Four Hundred Years Of Art Depict Niagara Falls As Scene Of Wonder

by Mike Hudson

Fr. Louis Hennepin was a priest, an adventurer and a teller of tall tales who would undoubtedly get a kick out of the fact that, nearly 400 years after his birth, the first art depicting the natural wonder of Niagara Falls is still often mistakenly attributed to him.

Hennepin, a Jesuit, was sent by the King Louis XIV of France to North America with the expedition of Rene Robert Cavelier, Sieur de la Salle in 1675 in order to convert Native Americans to Catholicism. It was a thankless task, and in 1678 he jumped at the chance to accompany LaSalle to the Niagara Frontier.

Although often attributed to Father Louis Hennepin, this 1683 woodcut was actually the work of an anonymous artist working his French publisher, and based on Hennepin’s written description of the falls.

Although often attributed to Father Louis Hennepin, this 1683 woodcut was actually the work of an anonymous artist working his French publisher, and based on Hennepin’s written description of the falls.

While he is generally acknowledged as the first white man to see the falls, the only evidence we have for this is his own word. By the time he published his book, “A New Discovery of a Vast Country in Voyage America (1697), he was the only surviving member of the party.

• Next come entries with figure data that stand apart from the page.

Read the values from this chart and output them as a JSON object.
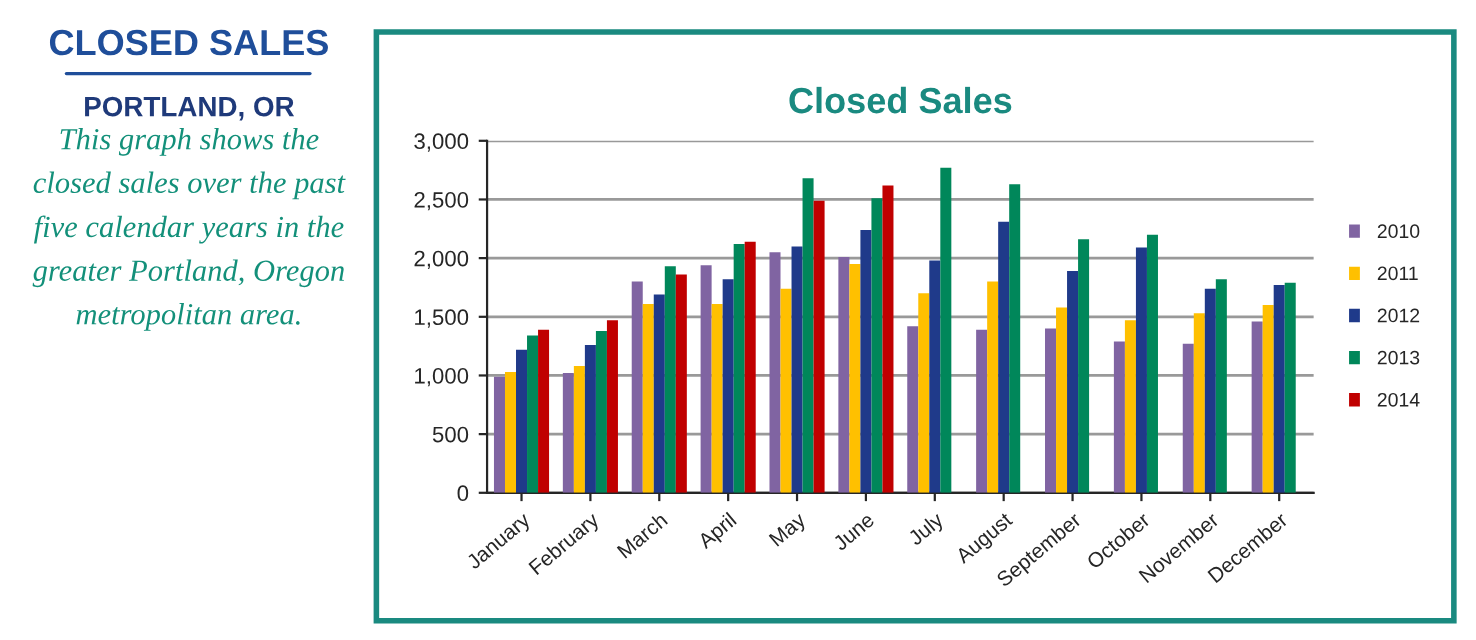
{
  "chart_data": {
    "type": "bar",
    "title": "Closed Sales",
    "annotations": [
      "CLOSED SALES",
      "PORTLAND, OR",
      "This graph shows the closed sales over the past five calendar years in the greater Portland, Oregon metropolitan area."
    ],
    "categories": [
      "January",
      "February",
      "March",
      "April",
      "May",
      "June",
      "July",
      "August",
      "September",
      "October",
      "November",
      "December"
    ],
    "series": [
      {
        "name": "2010",
        "color": "#8064a2",
        "values": [
          990,
          1020,
          1800,
          1940,
          2050,
          2010,
          1420,
          1390,
          1400,
          1290,
          1270,
          1460
        ]
      },
      {
        "name": "2011",
        "color": "#ffc000",
        "values": [
          1030,
          1080,
          1610,
          1610,
          1740,
          1950,
          1700,
          1800,
          1580,
          1470,
          1530,
          1600
        ]
      },
      {
        "name": "2012",
        "color": "#1f3a8a",
        "values": [
          1220,
          1260,
          1690,
          1820,
          2100,
          2240,
          1980,
          2310,
          1890,
          2090,
          1740,
          1770
        ]
      },
      {
        "name": "2013",
        "color": "#00875a",
        "values": [
          1340,
          1380,
          1930,
          2120,
          2680,
          2510,
          2770,
          2630,
          2160,
          2200,
          1820,
          1790
        ]
      },
      {
        "name": "2014",
        "color": "#c00000",
        "values": [
          1390,
          1470,
          1860,
          2140,
          2490,
          2620,
          null,
          null,
          null,
          null,
          null,
          null
        ]
      }
    ],
    "ylim": [
      0,
      3000
    ],
    "yticks": [
      0,
      500,
      {
        "value": 1000,
        "label": "1,000"
      },
      {
        "value": 1500,
        "label": "1,500"
      },
      {
        "value": 2000,
        "label": "2,000"
      },
      {
        "value": 2500,
        "label": "2,500"
      },
      {
        "value": 3000,
        "label": "3,000"
      }
    ],
    "grid": "y",
    "legend": "right"
  }
}
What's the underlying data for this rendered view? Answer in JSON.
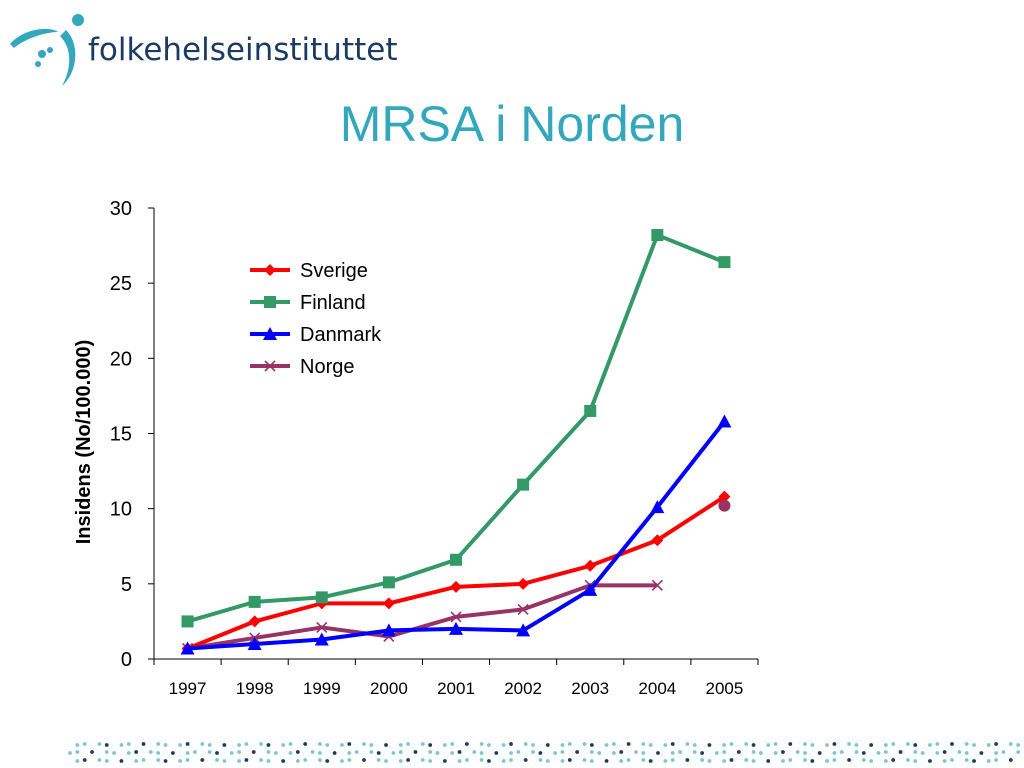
{
  "brand": {
    "logo_text": "folkehelseinstituttet",
    "colors": {
      "logo_mark": "#33a8bd",
      "logo_text": "#1b3a64",
      "title": "#33a8bd",
      "dots_light": "#7fc6d3",
      "dots_dark": "#1b3a64"
    }
  },
  "slide": {
    "title": "MRSA i Norden"
  },
  "chart_data": {
    "type": "line",
    "title": "",
    "xlabel": "",
    "ylabel": "Insidens (No/100.000)",
    "categories": [
      "1997",
      "1998",
      "1999",
      "2000",
      "2001",
      "2002",
      "2003",
      "2004",
      "2005"
    ],
    "ylim": [
      0,
      30
    ],
    "yticks": [
      0,
      5,
      10,
      15,
      20,
      25,
      30
    ],
    "grid": false,
    "legend_position": "top-left",
    "series": [
      {
        "name": "Sverige",
        "color": "#ff0000",
        "marker": "diamond",
        "values": [
          0.7,
          2.5,
          3.7,
          3.7,
          4.8,
          5.0,
          6.2,
          7.9,
          10.8
        ]
      },
      {
        "name": "Finland",
        "color": "#339966",
        "marker": "square",
        "values": [
          2.5,
          3.8,
          4.1,
          5.1,
          6.6,
          11.6,
          16.5,
          28.2,
          26.4
        ]
      },
      {
        "name": "Danmark",
        "color": "#0000ff",
        "marker": "triangle",
        "values": [
          0.7,
          1.0,
          1.3,
          1.9,
          2.0,
          1.9,
          4.6,
          10.1,
          15.8
        ]
      },
      {
        "name": "Norge",
        "color": "#993366",
        "marker": "x",
        "values": [
          0.7,
          1.4,
          2.1,
          1.5,
          2.8,
          3.3,
          4.9,
          4.9,
          null
        ]
      }
    ],
    "extra_points": [
      {
        "category": "2005",
        "value": 10.2,
        "color": "#993366",
        "marker": "circle"
      }
    ]
  }
}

A woodcut rendered in the book and reprinted many times elsewhere is an inaccurate representation of the mighty Cataract, and for centuries it was believed to have been based on a drawing Hennepin himself made. There is no evidence to support this, and art historians today generally acknowledge the image was executed by a house artist at Hennepin’s publisher based on his written description of the falls.

Still, the Hennepin print touched off a veritable Niagara of paintings, drawings and prints depicting the falls, one that has not gone dry to this day.

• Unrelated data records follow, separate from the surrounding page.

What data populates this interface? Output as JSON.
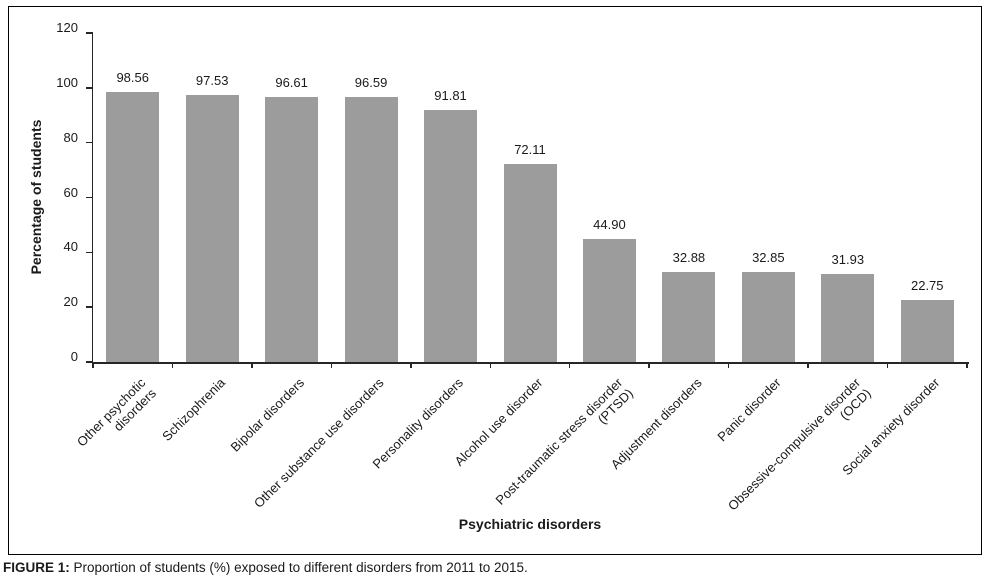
{
  "figure": {
    "caption_prefix": "FIGURE 1:",
    "caption_text": " Proportion of students (%) exposed to different disorders from 2011 to 2015."
  },
  "chart_data": {
    "type": "bar",
    "title": "",
    "xlabel": "Psychiatric disorders",
    "ylabel": "Percentage of students",
    "ylim": [
      0,
      120
    ],
    "yticks": [
      0,
      20,
      40,
      60,
      80,
      100,
      120
    ],
    "grid": false,
    "legend_position": "none",
    "bar_color": "#9c9c9c",
    "axis_color": "#262626",
    "categories": [
      "Other psychotic disorders",
      "Schizophrenia",
      "Bipolar disorders",
      "Other substance use disorders",
      "Personality disorders",
      "Alcohol use disorder",
      "Post-traumatic stress disorder\n(PTSD)",
      "Adjustment disorders",
      "Panic disorder",
      "Obsessive-compulsive disorder\n(OCD)",
      "Social anxiety disorder"
    ],
    "values": [
      98.56,
      97.53,
      96.61,
      96.59,
      91.81,
      72.11,
      44.9,
      32.88,
      32.85,
      31.93,
      22.75
    ],
    "value_labels": [
      "98.56",
      "97.53",
      "96.61",
      "96.59",
      "91.81",
      "72.11",
      "44.90",
      "32.88",
      "32.85",
      "31.93",
      "22.75"
    ]
  }
}
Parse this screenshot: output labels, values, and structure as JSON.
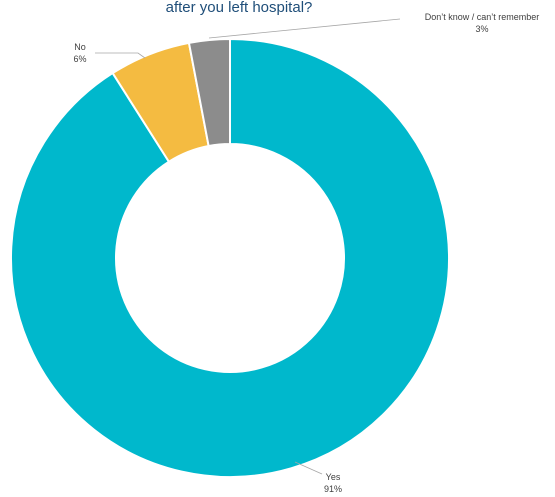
{
  "chart_data": {
    "type": "pie",
    "subtype": "donut",
    "title": "after you left hospital?",
    "slices": [
      {
        "label": "Yes",
        "value": 91,
        "value_label": "91%",
        "color": "#00b8cc"
      },
      {
        "label": "No",
        "value": 6,
        "value_label": "6%",
        "color": "#f4bb41"
      },
      {
        "label": "Don’t know / can’t remember",
        "value": 3,
        "value_label": "3%",
        "color": "#8c8c8c"
      }
    ]
  }
}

British Army officer Capt. Thomas Davies became the first man to paint the falls who’d actually seen them, in his 1767 “An East View of the Great Cataract of Niagara,” (See related story). But the golden age of Niagara Falls art was the 19th century, when two artists – Frederic Edwin Church and William Morris Hunt – vied for supremacy in depicting the natural wonder.

The falls continue to spark the creative imagination, as see in this 2010 depiction by Niagara Falls artist Ylli Haruni. (Spelling in cq)

The falls continue to spark the creative imagination, as see in this 2010 depiction by Niagara Falls artist Ylli Haruni. (Spelling in cq)

Church was a central figure in the Hudson River School of American landscape painters while Hunt aligned himself with the contemporary but somewhat more effete and French influenced Barbizon School.

Both painters’ works are characterized by extraordinary detail, romanticism and luminism. Art historians say the romanticism that was the hallmark of both the Hudson River and Barbizon schools was a reaction to the Enlightenment, and its boring old devotion to logic and order.

While Church executed just two paintings depicting the falls – one of which now hangs in a British museum – Hunt painted a dozen. Still most critics and historians give Church efforts the nod, though whether this is evidence of reverse snobbery against the Barbizon School and the fact Hunt died a suicide or because they are actually better is a matter of debate.

Niagara Falls, From the American Side is an 1867 masterpiece by Frederic Edwin Church, considered the dean of Niagara Falls painters.

Niagara Falls, From the American Side is an 1867 masterpiece by Frederic Edwin Church, considered the dean of Niagara Falls painters.

Today, numerous artists continue in the tradition of Church, Hunt, Davies and whoever drew Hennepin’s picture for him. One of those is Ylli Haruni, an Albanian who now calls Niagara Falls home.

His work hangs in the Albanian National Art Gallery as well as many other prominent collections around the globe.

Niagara Falls is one of the most, if not the most, painted landscape in history. The many depictions of the natural wonder have fired the imaginations of generations of tourists, based on the haunting images seen in museums or on picture postcards.